UV–vis–NIR absorption spectra were measured on a Shimadzu (Kyoto, Japan) UV3600 spectrophotometer. PL spectra were measured on a Horiba (Kyoto, Japan) Jobin Yvon SPEX Fluorolog-3 spectrofluorometer. PL quantum yields were measured on a Hamamatsu Photonics (Hamamatsu, Japan) C13534-01 absolute PL quantum yield measurement system. PL lifetimes were obtained on a Horiba (Kyoto, Japan) Jobin Yvon FluoroCube spectroanalyzer. The sample solutions for spectral data acquisition were prepared by using solvents of spectroscopic grade. The concentration of the samples was adjusted to 1 × 10⁻⁵ M for UV–vis–NIR absorption spectroscopy. For PL spectra, the concentration was adjusted to 1 × 10⁻⁶ M.

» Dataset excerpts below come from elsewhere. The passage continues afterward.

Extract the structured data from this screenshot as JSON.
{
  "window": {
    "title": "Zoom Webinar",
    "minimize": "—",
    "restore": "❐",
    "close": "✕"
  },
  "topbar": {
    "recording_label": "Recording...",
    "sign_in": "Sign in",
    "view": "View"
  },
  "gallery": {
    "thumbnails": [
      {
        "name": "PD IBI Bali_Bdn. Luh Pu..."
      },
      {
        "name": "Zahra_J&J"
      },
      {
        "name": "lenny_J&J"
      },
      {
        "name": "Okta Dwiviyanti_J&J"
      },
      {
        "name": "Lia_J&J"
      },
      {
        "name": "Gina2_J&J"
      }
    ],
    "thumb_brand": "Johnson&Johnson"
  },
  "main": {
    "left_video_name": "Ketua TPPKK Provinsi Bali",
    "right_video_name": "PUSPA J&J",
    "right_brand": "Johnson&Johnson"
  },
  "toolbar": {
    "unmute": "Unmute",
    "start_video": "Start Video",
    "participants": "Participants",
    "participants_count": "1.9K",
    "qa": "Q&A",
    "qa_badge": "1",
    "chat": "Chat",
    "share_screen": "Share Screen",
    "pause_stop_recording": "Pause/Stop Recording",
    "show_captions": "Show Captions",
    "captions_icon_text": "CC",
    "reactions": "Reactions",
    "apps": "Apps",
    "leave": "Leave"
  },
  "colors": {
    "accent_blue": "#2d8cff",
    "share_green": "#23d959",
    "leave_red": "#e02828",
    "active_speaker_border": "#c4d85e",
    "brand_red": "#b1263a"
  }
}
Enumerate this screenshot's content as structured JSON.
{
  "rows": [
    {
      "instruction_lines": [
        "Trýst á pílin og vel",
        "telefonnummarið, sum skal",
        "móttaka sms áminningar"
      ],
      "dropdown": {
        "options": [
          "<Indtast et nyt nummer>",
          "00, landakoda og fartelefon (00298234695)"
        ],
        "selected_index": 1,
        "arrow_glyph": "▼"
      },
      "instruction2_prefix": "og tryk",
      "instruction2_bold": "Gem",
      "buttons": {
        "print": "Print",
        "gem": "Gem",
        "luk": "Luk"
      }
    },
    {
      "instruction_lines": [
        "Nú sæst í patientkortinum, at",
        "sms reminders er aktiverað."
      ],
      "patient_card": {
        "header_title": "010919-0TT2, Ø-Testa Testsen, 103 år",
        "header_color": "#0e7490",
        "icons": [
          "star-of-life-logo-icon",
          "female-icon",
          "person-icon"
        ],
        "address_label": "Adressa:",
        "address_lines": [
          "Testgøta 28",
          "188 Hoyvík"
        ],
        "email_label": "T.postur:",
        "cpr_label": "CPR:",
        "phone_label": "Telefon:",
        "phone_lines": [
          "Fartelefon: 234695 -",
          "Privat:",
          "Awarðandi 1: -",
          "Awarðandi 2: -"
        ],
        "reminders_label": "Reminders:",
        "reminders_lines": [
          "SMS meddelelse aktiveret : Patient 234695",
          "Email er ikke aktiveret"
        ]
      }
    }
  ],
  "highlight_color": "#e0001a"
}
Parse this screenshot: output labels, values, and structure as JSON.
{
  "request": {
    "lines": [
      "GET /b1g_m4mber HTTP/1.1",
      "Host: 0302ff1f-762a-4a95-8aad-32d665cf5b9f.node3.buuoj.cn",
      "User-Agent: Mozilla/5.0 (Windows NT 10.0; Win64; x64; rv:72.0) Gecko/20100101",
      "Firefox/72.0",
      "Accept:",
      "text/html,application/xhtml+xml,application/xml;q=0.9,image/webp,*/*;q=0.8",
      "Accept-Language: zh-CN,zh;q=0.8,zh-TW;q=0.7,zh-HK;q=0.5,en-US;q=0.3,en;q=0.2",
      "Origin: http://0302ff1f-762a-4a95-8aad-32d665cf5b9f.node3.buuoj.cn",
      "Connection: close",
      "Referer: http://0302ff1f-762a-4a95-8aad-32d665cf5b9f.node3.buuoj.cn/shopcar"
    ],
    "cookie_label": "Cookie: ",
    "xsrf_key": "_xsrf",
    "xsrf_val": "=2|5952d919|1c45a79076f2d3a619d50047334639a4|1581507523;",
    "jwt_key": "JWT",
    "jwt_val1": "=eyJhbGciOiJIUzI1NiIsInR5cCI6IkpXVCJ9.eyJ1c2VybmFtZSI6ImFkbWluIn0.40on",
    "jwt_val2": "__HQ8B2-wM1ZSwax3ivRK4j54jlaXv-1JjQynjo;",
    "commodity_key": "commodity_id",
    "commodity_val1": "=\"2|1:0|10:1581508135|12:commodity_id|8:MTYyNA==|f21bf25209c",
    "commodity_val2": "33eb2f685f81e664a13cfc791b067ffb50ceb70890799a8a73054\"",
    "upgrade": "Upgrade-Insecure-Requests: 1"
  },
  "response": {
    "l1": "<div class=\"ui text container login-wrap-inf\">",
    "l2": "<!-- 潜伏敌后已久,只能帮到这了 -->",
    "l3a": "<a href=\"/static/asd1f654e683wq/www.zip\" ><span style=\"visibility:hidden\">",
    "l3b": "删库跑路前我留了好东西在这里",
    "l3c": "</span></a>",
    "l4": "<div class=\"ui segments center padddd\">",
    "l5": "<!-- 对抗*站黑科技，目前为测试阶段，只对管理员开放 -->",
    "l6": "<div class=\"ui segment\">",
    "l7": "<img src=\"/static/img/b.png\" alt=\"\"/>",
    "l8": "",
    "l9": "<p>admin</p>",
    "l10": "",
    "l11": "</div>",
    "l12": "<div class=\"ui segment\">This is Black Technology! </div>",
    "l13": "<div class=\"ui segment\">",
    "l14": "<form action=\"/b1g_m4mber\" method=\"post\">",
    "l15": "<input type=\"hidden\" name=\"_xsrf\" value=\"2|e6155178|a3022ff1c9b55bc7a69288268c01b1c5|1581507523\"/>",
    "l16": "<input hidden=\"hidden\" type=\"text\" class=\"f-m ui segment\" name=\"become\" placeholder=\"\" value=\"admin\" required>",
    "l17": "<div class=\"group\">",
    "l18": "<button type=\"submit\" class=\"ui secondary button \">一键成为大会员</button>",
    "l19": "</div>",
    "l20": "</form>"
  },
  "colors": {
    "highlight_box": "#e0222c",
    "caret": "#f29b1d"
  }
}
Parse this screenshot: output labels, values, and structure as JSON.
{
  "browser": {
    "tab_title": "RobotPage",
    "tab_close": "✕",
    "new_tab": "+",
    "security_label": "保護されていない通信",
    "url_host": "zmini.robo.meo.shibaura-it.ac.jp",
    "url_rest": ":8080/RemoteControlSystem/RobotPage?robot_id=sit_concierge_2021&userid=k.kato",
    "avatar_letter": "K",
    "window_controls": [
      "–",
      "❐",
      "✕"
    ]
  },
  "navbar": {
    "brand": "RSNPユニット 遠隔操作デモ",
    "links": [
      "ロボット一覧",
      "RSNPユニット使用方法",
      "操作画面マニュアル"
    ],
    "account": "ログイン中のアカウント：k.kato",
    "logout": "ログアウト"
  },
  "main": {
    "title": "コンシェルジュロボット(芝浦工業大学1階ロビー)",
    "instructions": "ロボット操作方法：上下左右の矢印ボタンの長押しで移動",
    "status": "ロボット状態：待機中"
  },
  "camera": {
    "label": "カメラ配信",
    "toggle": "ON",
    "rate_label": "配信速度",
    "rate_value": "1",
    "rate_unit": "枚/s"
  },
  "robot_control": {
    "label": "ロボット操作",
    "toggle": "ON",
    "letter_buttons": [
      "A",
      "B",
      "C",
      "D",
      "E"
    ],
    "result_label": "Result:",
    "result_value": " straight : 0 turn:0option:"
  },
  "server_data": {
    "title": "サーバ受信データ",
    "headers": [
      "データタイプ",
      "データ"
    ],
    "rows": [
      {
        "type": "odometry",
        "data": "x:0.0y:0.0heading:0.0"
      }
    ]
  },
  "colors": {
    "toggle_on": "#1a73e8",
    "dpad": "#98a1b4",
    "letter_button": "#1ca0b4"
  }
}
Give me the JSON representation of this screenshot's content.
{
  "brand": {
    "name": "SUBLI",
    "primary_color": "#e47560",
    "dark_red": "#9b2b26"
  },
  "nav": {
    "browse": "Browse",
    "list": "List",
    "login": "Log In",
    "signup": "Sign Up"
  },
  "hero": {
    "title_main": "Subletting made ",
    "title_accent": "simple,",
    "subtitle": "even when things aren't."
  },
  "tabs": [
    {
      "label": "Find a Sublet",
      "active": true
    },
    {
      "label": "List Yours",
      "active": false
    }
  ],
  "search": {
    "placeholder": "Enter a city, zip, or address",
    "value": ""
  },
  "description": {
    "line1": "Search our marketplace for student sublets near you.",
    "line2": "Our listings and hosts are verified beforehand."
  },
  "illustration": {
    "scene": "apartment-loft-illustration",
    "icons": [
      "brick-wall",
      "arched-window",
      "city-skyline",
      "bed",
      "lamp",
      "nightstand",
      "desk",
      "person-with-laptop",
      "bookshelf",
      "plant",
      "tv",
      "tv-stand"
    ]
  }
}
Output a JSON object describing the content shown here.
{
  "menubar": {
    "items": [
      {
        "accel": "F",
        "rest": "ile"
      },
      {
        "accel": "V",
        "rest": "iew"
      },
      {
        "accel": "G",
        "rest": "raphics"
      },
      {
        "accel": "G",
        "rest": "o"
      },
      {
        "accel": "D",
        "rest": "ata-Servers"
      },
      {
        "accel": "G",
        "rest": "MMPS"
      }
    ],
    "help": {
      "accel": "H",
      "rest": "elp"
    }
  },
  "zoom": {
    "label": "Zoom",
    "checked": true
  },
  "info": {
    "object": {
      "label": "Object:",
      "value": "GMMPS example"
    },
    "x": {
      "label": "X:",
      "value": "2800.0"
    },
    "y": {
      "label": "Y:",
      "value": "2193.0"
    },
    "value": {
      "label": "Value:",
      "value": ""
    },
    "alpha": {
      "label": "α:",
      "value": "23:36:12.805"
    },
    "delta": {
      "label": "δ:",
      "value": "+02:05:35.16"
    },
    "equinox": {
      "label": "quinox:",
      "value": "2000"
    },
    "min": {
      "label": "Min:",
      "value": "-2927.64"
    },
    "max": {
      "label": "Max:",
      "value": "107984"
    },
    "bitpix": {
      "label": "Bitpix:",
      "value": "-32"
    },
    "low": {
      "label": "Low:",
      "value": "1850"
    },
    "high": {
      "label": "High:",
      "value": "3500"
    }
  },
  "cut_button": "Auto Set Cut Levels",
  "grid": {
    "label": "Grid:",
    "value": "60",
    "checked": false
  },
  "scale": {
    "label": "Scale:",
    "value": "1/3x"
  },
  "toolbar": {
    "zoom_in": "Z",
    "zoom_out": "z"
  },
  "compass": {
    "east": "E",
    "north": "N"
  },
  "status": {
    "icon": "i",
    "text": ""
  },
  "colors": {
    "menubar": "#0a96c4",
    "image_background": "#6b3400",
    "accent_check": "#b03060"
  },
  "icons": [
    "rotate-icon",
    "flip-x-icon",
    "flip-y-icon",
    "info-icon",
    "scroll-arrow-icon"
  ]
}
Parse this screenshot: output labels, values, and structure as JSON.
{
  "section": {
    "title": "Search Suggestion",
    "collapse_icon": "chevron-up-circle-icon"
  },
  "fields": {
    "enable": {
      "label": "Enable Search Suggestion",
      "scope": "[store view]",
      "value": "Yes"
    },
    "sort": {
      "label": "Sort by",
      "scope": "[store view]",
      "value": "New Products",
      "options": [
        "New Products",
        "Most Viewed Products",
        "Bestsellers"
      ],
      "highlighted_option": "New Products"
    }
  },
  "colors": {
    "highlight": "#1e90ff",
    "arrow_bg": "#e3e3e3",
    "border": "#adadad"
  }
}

3.2. Measurements of Electrochemical Properties

Cyclic voltammograms of the dyes were recorded on a Hokuto Denko (Tokyo, Japan) HZ-5000 electrochemical measurement system at a scanning rate of 100 mV s⁻¹. The measurements were conducted in deaerated dichloromethane (dye concentration; 1 mM), where 0.1 M tetrabutylammonium perchlorate was used as a supporting electrolyte. The potential was recorded relative to an Ag/AgNO₃ (0.1 M) reference electrode with a Pt wire being used for both working and counter electrodes.

3.3. Photostability Tests

The photostability of the dyes was evaluated by considering the changes in the absorption spectra over the photoirradiation time upon exposure to a Xe lamp, where an AM-1.5G solar simulator (power: 100 mW cm⁻²; CEP-2000, Bunko-Keiki, Hachioji, Japan) was used as a light source. The dye-doped poly(methyl methacrylate) (PMMA) film samples were irradiated at ambient temperature under identical irradiation conditions. For preparation of the film sample, a chloroform solution containing PMMA and the dye (methyl methacrylate monomer unit/dye, 99/1, mol/mol) was spin-coated (slope, 5.0 s, then 1000 rpm, 60 s) on a glass plate, and the obtained film was dried at 60 °C for 15 min. The film sample for each dye was covered with a glass cap and encapsulated by using a UV-curing epoxy resin in a glove box filled with dry argon. The absorption spectra of the film samples were measured for 360 min at 60 min interval during the photoirradiation.

4. Conclusions

In summary, novel D–π–A-type molecules bearing bridged bithiophene π–spacers, 1-CO–3-CO and 1-CBu₂–3-CBu₂, were successfully synthesized, and their photophysical properties were evaluated. The dyes 2-CO and 3-CO showed panchromatic absorption spectra consisting of two absorption peaks in the visible region. DFT/TD-DFT calculations suggested that the absorption spectra of 2-CO and 3-CO involved two electronic transitions in the visible region: one is the transition mainly from the donor to the acceptor, and the other from the donor to the carbonyl bridging group in the bithiophene π-spacer. Furthermore, 2-CO and 3-CO exhibited weak NIR emissions at 925 and 937 nm, respectively. The less emissive behavior should be attributed to the intersystem crossing from the singlet excited state to the triplet state facilitated by the carbonyl-bridged structure, according to the El-Sayed’s rule. On the other hand, the referential dyes with the dibutylmethylene bridging group, 2-CBu₂ and 3-CBu₂, had single electronic transition bands in the visible region with large molar absorption coefficients and exhibited relatively intense NIR fluorescence emission. The results of the photostability tests for 2-CO and 3-CO in a PMMA matrix showed that the carbonyl-bridged structure led to the stabilization of frontier orbitals, resulting in higher photostability compared to the corresponding dibutylmethylene-bridged reference dyes.